Heavenly Father, Thank You for the children that You have given to me and my husband. They are a gift from You. Help us to train them up in the way they should go, to bring them up in the discipline and instruction of the Lord. Help us to be faithful stewards, day after day and year after year, remembering that You are their Creator and that their lives are in Your hands. In the Name of Jesus Christ I pray. Amen.

God Speaks to Women, Too: A Lesson from Judges 13 in the Life of Samson

Read through the Bible in 2 Years: Judges 13

An angel appeared to Hagar in the desert (Genesis 16) and to Mary, the mother of our Savior Jesus (Luke 1). The Lord answered the prayers of Hannah when she asked for a son (1 Samuel 1). Abigail’s discernment and quick actions spared David from having revenge on foolish Nabal (1 Samuel 25).

Here, in Judges 13, the Lord has chosen Manoah’s unnamed wife, a barren, childless woman, to be His messenger to her husband.

Sisters, God wants to use you as a blessing to your husband, your children, your church, and your community. He has a purpose for you.

Whether you’re married or not, whether you have a house full of kids or not, if God has chosen you as His child, then He has chosen you to be His ambassador, a messenger of the most high God.

Heavenly Father, I pray that I would call out to You, seeking You, morning by morning and evening by evening and that I would hear Your voice as You answer me. You have chosen me to be a vessel of Your grace. May that grace overflow to my husband and my children and their children. May that grace bring glory to Your Name. Give my husband and I discernment as we listen for Your voice. Help us to know when You are speaking and grant us unity in Your Holy Spirit. Help us both to be humble toward each other and to You. In the Name of Jesus Christ I pray. Amen.
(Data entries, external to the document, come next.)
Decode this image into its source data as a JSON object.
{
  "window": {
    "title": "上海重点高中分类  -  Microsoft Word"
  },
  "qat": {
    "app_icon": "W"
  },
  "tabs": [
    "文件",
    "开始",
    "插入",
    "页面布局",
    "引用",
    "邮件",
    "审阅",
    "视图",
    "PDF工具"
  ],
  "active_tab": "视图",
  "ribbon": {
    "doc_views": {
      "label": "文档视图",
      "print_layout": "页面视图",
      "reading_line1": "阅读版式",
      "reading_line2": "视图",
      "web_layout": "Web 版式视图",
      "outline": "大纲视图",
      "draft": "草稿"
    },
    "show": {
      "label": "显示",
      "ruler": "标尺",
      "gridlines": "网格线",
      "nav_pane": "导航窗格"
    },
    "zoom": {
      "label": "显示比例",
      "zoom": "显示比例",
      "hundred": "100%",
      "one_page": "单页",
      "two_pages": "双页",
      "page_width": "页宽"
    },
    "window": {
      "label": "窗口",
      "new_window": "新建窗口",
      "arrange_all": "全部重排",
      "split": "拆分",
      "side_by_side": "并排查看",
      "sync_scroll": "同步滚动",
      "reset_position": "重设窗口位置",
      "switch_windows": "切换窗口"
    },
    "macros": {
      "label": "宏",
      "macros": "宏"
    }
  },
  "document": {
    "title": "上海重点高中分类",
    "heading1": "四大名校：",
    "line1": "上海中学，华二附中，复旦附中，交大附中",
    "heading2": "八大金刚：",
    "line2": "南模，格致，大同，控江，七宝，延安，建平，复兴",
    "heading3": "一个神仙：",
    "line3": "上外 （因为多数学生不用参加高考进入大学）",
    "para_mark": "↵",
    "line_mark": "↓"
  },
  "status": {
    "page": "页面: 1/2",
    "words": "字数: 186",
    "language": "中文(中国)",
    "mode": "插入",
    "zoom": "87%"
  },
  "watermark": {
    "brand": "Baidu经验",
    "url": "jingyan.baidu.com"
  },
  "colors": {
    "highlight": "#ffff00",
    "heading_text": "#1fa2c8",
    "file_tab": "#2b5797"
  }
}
Who’s Fighting Your Battles? A Lesson from Gideon and Judges 7.

Read through the Bible in 2 Years: Judges 7

The LORD said to Gideon, “The people with you are too many for me to give the Midianites into their hand, lest Israel boast over me, saying, ‘My own hand has saved me.’

Judges 7:2 ESV

This passage has had a special place in my heart since one night about twenty years ago when the Holy Spirit convicted me about how often I used manipulation to get my husband to do what I wanted. That night, the Lord opened my eyes to the importance of trusting Him to fight my battles, rather than trusting my own skills of argumentation to get my way. That night, I decided to quit fighting against my husband and to start praying for him. That night, I finally recognized that I might be winning these marital battles, but I was losing the war for my marriage.

Can any of you relate?

Ask yourself what weapons you’re using to fight your own battles: Nagging and complaining? Threatening and yelling? Silence and the cold shoulder? Put those weapons away, friends. They’re not the Lord’s weapons; they’re the enemy’s.

If the Lord can cause the entire Middianite army to kill one another, giving the Israelites success by merely blowing their trumpets, then surely He conquer the heart of your stubborn loved one.

Put on the whole armor of God, the belt of truth, the breastplate of righteousness, the shoes of the gospel of peace, the shield of faith, and the helmet of salvation. And take up your weapon, the sword of the Spirit, which is the Word of God, and start praying in the Spirit, asking Him to fight for you. (Ephesians 6:12-17)

Join forces with the Lord.
Remember who your real enemy is.
Quit fighting your spiritual brothers and sisters
and start fighting the spiritual forces of evil.

Heavenly Father, we need You to fight our battles for us. Open our eyes to see the spiritual battle that we are in. Make us soldiers in Your army, wielding that Sword of the Spirit, your Word, with excellence and accuracy, praying without ceasing, and seeking Your face for direction day after day. Let us not grow weary of well-doing. Give us clean hands and pure hearts. Help us to root up those spirits of bitterness and selfishness. Protect us from pride and manipulation. Make us more like You. In the Name of Jesus Christ, our Lord and our Brother, we pray. Amen.